This looks like a homework problem so I will just give you hints.

1) Suppose you just have the inner loop. How many times do you go through the inner loop, as a function of i and j? How many operations are performed every iteration of the loop? How many operations should be performed total?

2) Now suppose you just have the inner two loops. How many times do you go through the outer loop, as a function of i and n? How many times do you go through the inner loop every time you go through the outer loop? (hint: this should be different depending on what j is) How many operations should be performed total?

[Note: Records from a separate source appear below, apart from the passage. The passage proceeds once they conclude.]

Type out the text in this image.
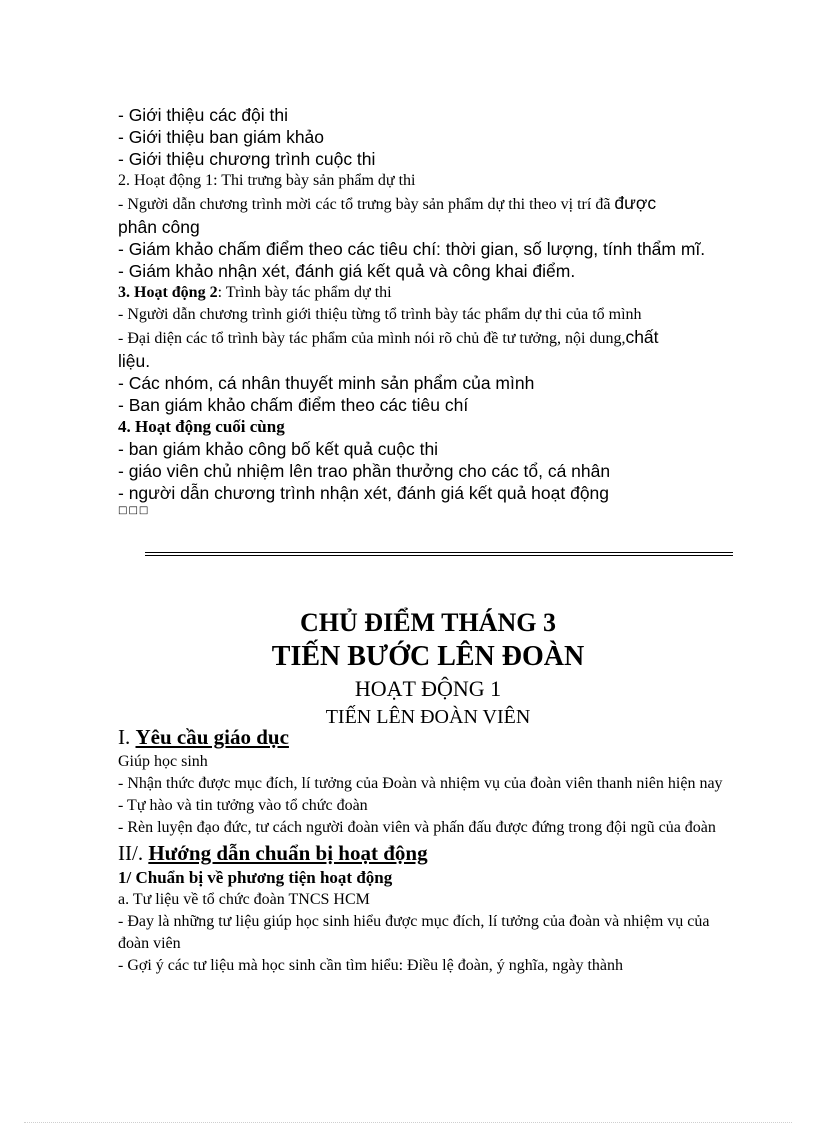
- Giới thiệu các đội thi
- Giới thiệu ban giám khảo
- Giới thiệu chương trình cuộc thi
2. Hoạt động 1: Thi trưng bày sản phẩm dự thi
- Người dẫn chương trình mời các tổ trưng bày sản phẩm dự thi theo vị trí đã được
phân công
- Giám khảo chấm điểm theo các tiêu chí: thời gian, số lượng, tính thẩm mĩ.
- Giám khảo nhận xét, đánh giá kết quả và công khai điểm.
3. Hoạt động 2: Trình bày tác phẩm dự thi
- Người dẫn chương trình giới thiệu từng tổ trình bày tác phẩm dự thi của tổ mình
- Đại diện các tổ trình bày tác phẩm của mình nói rõ chủ đề tư tưởng, nội dung,chất
liệu.
- Các nhóm, cá nhân thuyết minh sản phẩm của mình
- Ban giám khảo chấm điểm theo các tiêu chí
4. Hoạt động cuối cùng
- ban giám khảo công bố kết quả cuộc thi
- giáo viên chủ nhiệm lên trao phần thưởng cho các tổ, cá nhân
- người dẫn chương trình nhận xét, đánh giá kết quả hoạt động
□□□
CHỦ ĐIỂM THÁNG 3
TIẾN BƯỚC LÊN ĐOÀN
HOẠT ĐỘNG 1
TIẾN LÊN ĐOÀN VIÊN
I. Yêu cầu giáo dục
Giúp học sinh
- Nhận thức được mục đích, lí tưởng của Đoàn và nhiệm vụ của đoàn viên thanh niên hiện nay
- Tự hào và tin tưởng vào tổ chức đoàn
- Rèn luyện đạo đức, tư cách người đoàn viên và phấn đấu được đứng trong đội ngũ của đoàn
II/. Hướng dẫn chuẩn bị hoạt động
1/ Chuẩn bị về phương tiện hoạt động
a. Tư liệu về tổ chức đoàn TNCS HCM
- Đay là những tư liệu giúp học sinh hiểu được mục đích, lí tưởng của đoàn và nhiệm vụ của đoàn viên
- Gợi ý các tư liệu mà học sinh cần tìm hiểu: Điều lệ đoàn, ý nghĩa, ngày thành
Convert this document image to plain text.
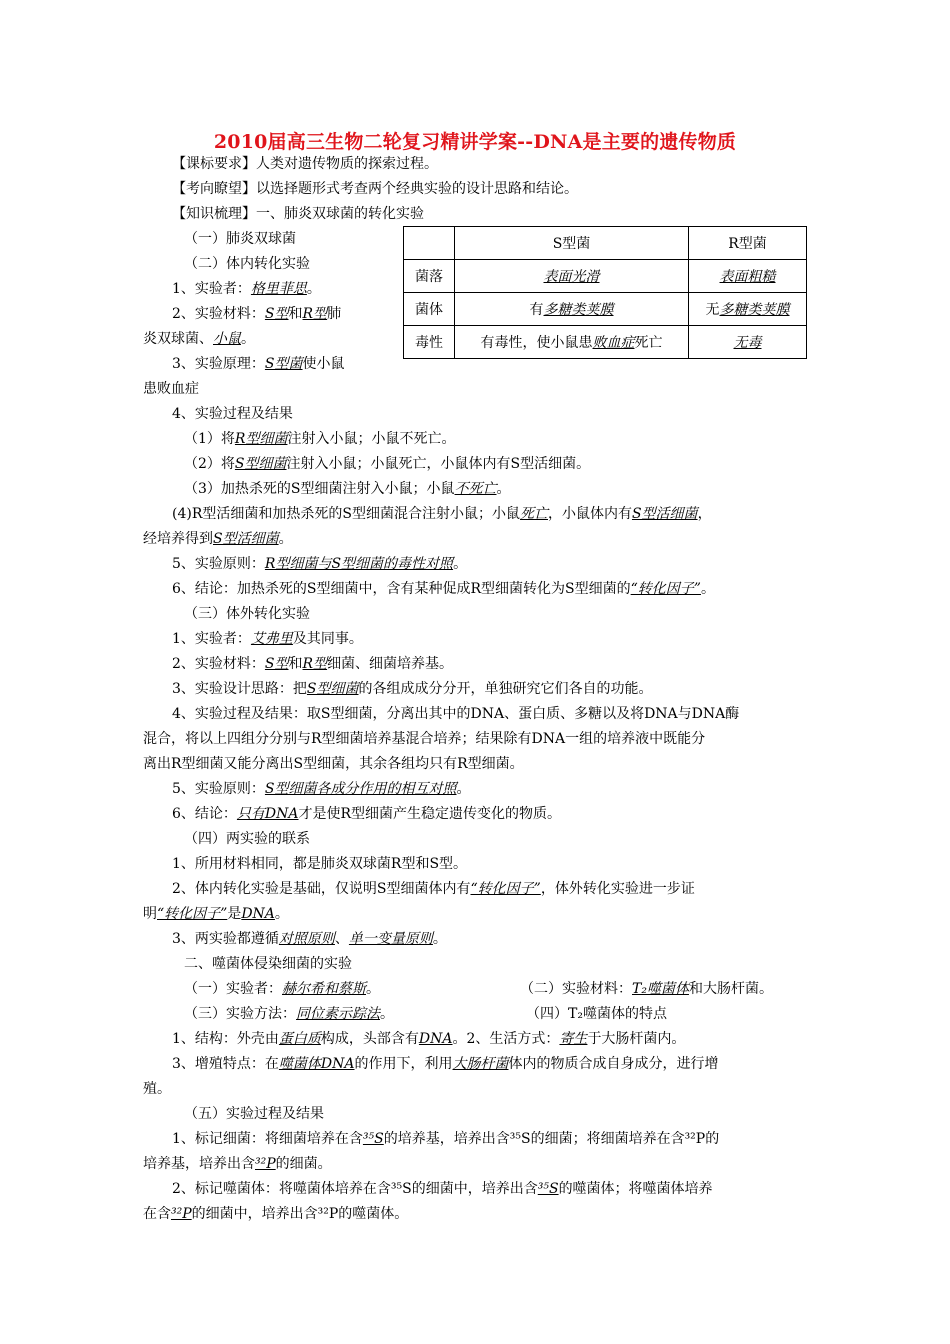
2010届高三生物二轮复习精讲学案--DNA是主要的遗传物质
【课标要求】人类对遗传物质的探索过程。
【考向瞭望】以选择题形式考查两个经典实验的设计思路和结论。
【知识梳理】一、肺炎双球菌的转化实验
（一）肺炎双球菌
（二）体内转化实验
1、实验者：格里菲思。
2、实验材料：S型和R型肺
炎双球菌、小鼠。
3、实验原理：S型菌使小鼠
患败血症
4、实验过程及结果
（1）将R型细菌注射入小鼠；小鼠不死亡。
（2）将S型细菌注射入小鼠；小鼠死亡，小鼠体内有S型活细菌。
（3）加热杀死的S型细菌注射入小鼠；小鼠不死亡。
(4)R型活细菌和加热杀死的S型细菌混合注射小鼠；小鼠死亡，小鼠体内有S型活细菌，
经培养得到S型活细菌。
5、实验原则：R型细菌与S型细菌的毒性对照。
6、结论：加热杀死的S型细菌中，含有某种促成R型细菌转化为S型细菌的“转化因子”。
（三）体外转化实验
1、实验者：艾弗里及其同事。
2、实验材料：S型和R型细菌、细菌培养基。
3、实验设计思路：把S型细菌的各组成成分分开，单独研究它们各自的功能。
4、实验过程及结果：取S型细菌，分离出其中的DNA、蛋白质、多糖以及将DNA与DNA酶
混合，将以上四组分分别与R型细菌培养基混合培养；结果除有DNA一组的培养液中既能分
离出R型细菌又能分离出S型细菌，其余各组均只有R型细菌。
5、实验原则：S型细菌各成分作用的相互对照。
6、结论：只有DNA才是使R型细菌产生稳定遗传变化的物质。
（四）两实验的联系
1、所用材料相同，都是肺炎双球菌R型和S型。
2、体内转化实验是基础，仅说明S型细菌体内有“转化因子”，体外转化实验进一步证
明“转化因子”是DNA。
3、两实验都遵循对照原则、单一变量原则。
二、噬菌体侵染细菌的实验
（一）实验者：赫尔希和蔡斯。	（二）实验材料：T₂噬菌体和大肠杆菌。
（三）实验方法：同位素示踪法。	（四）T₂噬菌体的特点
1、结构：外壳由蛋白质构成，头部含有DNA。2、生活方式：寄生于大肠杆菌内。
3、增殖特点：在噬菌体DNA的作用下，利用大肠杆菌体内的物质合成自身成分，进行增
殖。
（五）实验过程及结果
1、标记细菌：将细菌培养在含³⁵S的培养基，培养出含³⁵S的细菌；将细菌培养在含³²P的
培养基，培养出含³²P的细菌。
2、标记噬菌体：将噬菌体培养在含³⁵S的细菌中，培养出含³⁵S的噬菌体；将噬菌体培养
在含³²P的细菌中，培养出含³²P的噬菌体。
	S型菌	R型菌
菌落	表面光滑	表面粗糙
菌体	有多糖类荚膜	无多糖类荚膜
毒性	有毒性，使小鼠患败血症死亡	无毒
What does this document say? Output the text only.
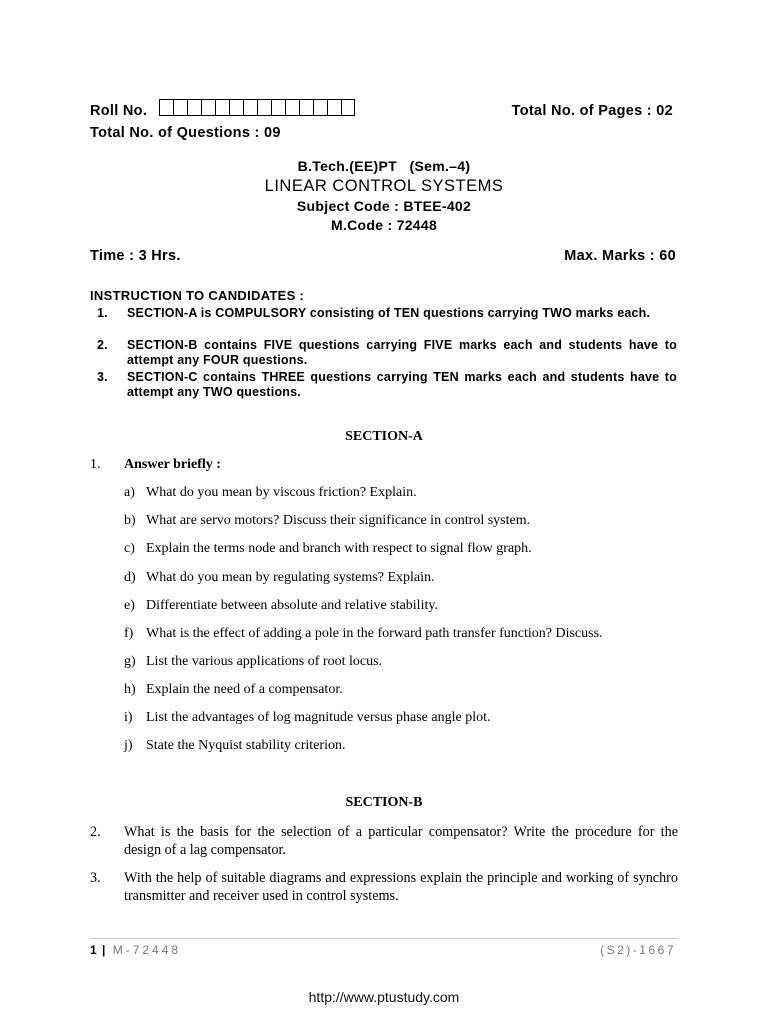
Roll No.	Total No. of Pages : 02
Total No. of Questions : 09
B.Tech.(EE)PT   (Sem.–4)
LINEAR CONTROL SYSTEMS
Subject Code : BTEE-402
M.Code : 72448
Time : 3 Hrs.	Max. Marks : 60
INSTRUCTION TO CANDIDATES :
1.	SECTION-A is COMPULSORY consisting of TEN questions carrying TWO marks each.
2.	SECTION-B contains FIVE questions carrying FIVE marks each and students have to attempt any FOUR questions.
3.	SECTION-C contains THREE questions carrying TEN marks each and students have to attempt any TWO questions.
SECTION-A
1. Answer briefly :
a) What do you mean by viscous friction? Explain.
b) What are servo motors? Discuss their significance in control system.
c) Explain the terms node and branch with respect to signal flow graph.
d) What do you mean by regulating systems? Explain.
e) Differentiate between absolute and relative stability.
f) What is the effect of adding a pole in the forward path transfer function? Discuss.
g) List the various applications of root locus.
h) Explain the need of a compensator.
i) List the advantages of log magnitude versus phase angle plot.
j) State the Nyquist stability criterion.
SECTION-B
2. What is the basis for the selection of a particular compensator? Write the procedure for the design of a lag compensator.
3. With the help of suitable diagrams and expressions explain the principle and working of synchro transmitter and receiver used in control systems.
1 | M-72448	(S2)-1667
http://www.ptustudy.com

3) Now you are ready to look at the entire problem. How many times do you go through the inner two loops (as a function of n), and how many operations should be performed on each iteration? How many operations are performed total? (That's your answer)

Okay, you say this isn't a homework problem, and actually it's harder than I thought it was, so I'll just give you the answer.

Each inner loop runs in time j - i.

The second loop runs in time (i - i) + (i + 1 - i) + ... + (i + n - 2i - i) = 1 + 2 + ... + (n - 2i) = (n - 2i)(n - 2i + 1)/2, by mathematical induction.

When calculating order of growth, the 1 term is very small compared to the n, so the outer loop runs in approximately n^2/2 + (n-2)^2/2 + (n-4)^2/2 + ... + 1/2.

This is approximately one fourth of 1^2 + 2^2 + ... + n^2, which by induction is n(n+1)(2n+1)/6. Therefore the order of growth is Omega(n^3).